The OpenVino Toolkit (Open Visual Inference and Neural network Optimization toolkit) is an open-source deep-learning toolkit originally developed by the OpenCV team includes different tools to convert different deep learning models into IR format using the model optimizer tool. In the process of converting models made out of different frameworks the model optimizer tool simply works as a translator which actually just translates the frequently used deep learning operations such as for Tensorflow we see, Conv2D, Conv3D, Dropout, Dense, BatchNormalization, etc., for Caffe we use convolution, dropout_layer, etc. to their respective similar representation in the OpenVino toolkit and tunes them with the associated weights and biases from the trained model. The Intel Distribution of OpenVINO toolkit has quite a large collection of different pre-trained models available on the following website which you can deploy to different devices. These pre-trained model can be directly downloaded by the model downloader tool. The pre-trained models downloaded using the model downloader tool already comes in the Intermediate representation format with different precision levels. These precision levels actually are the precision levels of the saved weights and biases of the model. Different precision levels include FP32(32 bit Floating Point), FP16(16-bit Floating-Point), INT16(16-bit Integer), INT8(8-bit Integer, available for only the pre-trained models) and many more. These precision levels are actually important because of ease of deployment into different platforms. Less precision makes less accurate results but the model takes much fewer resources to run, making it available for full deployment into edge devices without substantially hampering the performance of both the device and the model. Let us take a look at how we can use the model downloader to download pre-trained models from the Intel OpenVINO toolkit’s website and how to use them to get the inference on a given input.

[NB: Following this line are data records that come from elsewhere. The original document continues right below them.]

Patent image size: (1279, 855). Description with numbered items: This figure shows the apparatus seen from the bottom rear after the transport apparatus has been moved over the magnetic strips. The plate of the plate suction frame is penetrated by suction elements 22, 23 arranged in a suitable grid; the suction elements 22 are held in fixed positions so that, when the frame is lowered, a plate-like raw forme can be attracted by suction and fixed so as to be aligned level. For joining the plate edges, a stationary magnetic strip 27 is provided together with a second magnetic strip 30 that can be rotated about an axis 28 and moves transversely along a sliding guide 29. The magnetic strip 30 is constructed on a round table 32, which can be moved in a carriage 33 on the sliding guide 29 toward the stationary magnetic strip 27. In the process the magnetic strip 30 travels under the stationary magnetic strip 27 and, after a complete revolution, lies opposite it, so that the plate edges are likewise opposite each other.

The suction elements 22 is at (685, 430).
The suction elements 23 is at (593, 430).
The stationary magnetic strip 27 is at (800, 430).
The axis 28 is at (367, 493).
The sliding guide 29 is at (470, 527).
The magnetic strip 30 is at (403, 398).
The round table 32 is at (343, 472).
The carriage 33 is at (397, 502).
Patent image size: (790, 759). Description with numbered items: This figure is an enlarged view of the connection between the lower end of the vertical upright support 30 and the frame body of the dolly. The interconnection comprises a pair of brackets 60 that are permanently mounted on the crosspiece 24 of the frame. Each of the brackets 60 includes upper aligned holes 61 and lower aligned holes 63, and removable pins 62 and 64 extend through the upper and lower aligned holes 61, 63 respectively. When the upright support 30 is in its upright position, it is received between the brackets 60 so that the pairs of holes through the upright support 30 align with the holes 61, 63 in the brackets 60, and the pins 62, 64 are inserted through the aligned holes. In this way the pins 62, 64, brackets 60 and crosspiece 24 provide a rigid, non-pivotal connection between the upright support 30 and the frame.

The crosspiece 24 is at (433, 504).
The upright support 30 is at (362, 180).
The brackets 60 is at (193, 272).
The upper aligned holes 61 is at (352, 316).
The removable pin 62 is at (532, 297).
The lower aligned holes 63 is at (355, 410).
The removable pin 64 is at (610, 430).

The following is the link of the pre-trained model containing the documentation of preprocessing the inputs before feeding into the model.

Provided that the OpenVINO toolkit is installed and properly configured on your local machine let’s jump right into the procedure of downloading the above model. Head over to your OpenVINO installation directory and open the Terminal or Command Prompt with Administrator privileges. Now to download the above model issue the following command:

python C:/<OPENVINO_INSTALLATION_DIRECTORY>/openvino/deployment_tools/tools/model_downloader/ --name vehicle-attributes-recognition-barrier-0039 --progress_format=json --precisions FP16,INT8 -o \Users\<USER_ID>\Desktop

The above command uses the python program which parses the command line arguments :

  1. — name: for providing the model name( if in place of — name, “ — all” is provided all the available pre-trained models will be downloaded),
  2. — precisions: for providing different precision levels (if nothing provided, all available precision level of the model will be downloaded)
  3. — progress_format=json: makes the format of the progress report in JSON format, which can be analysed by the program.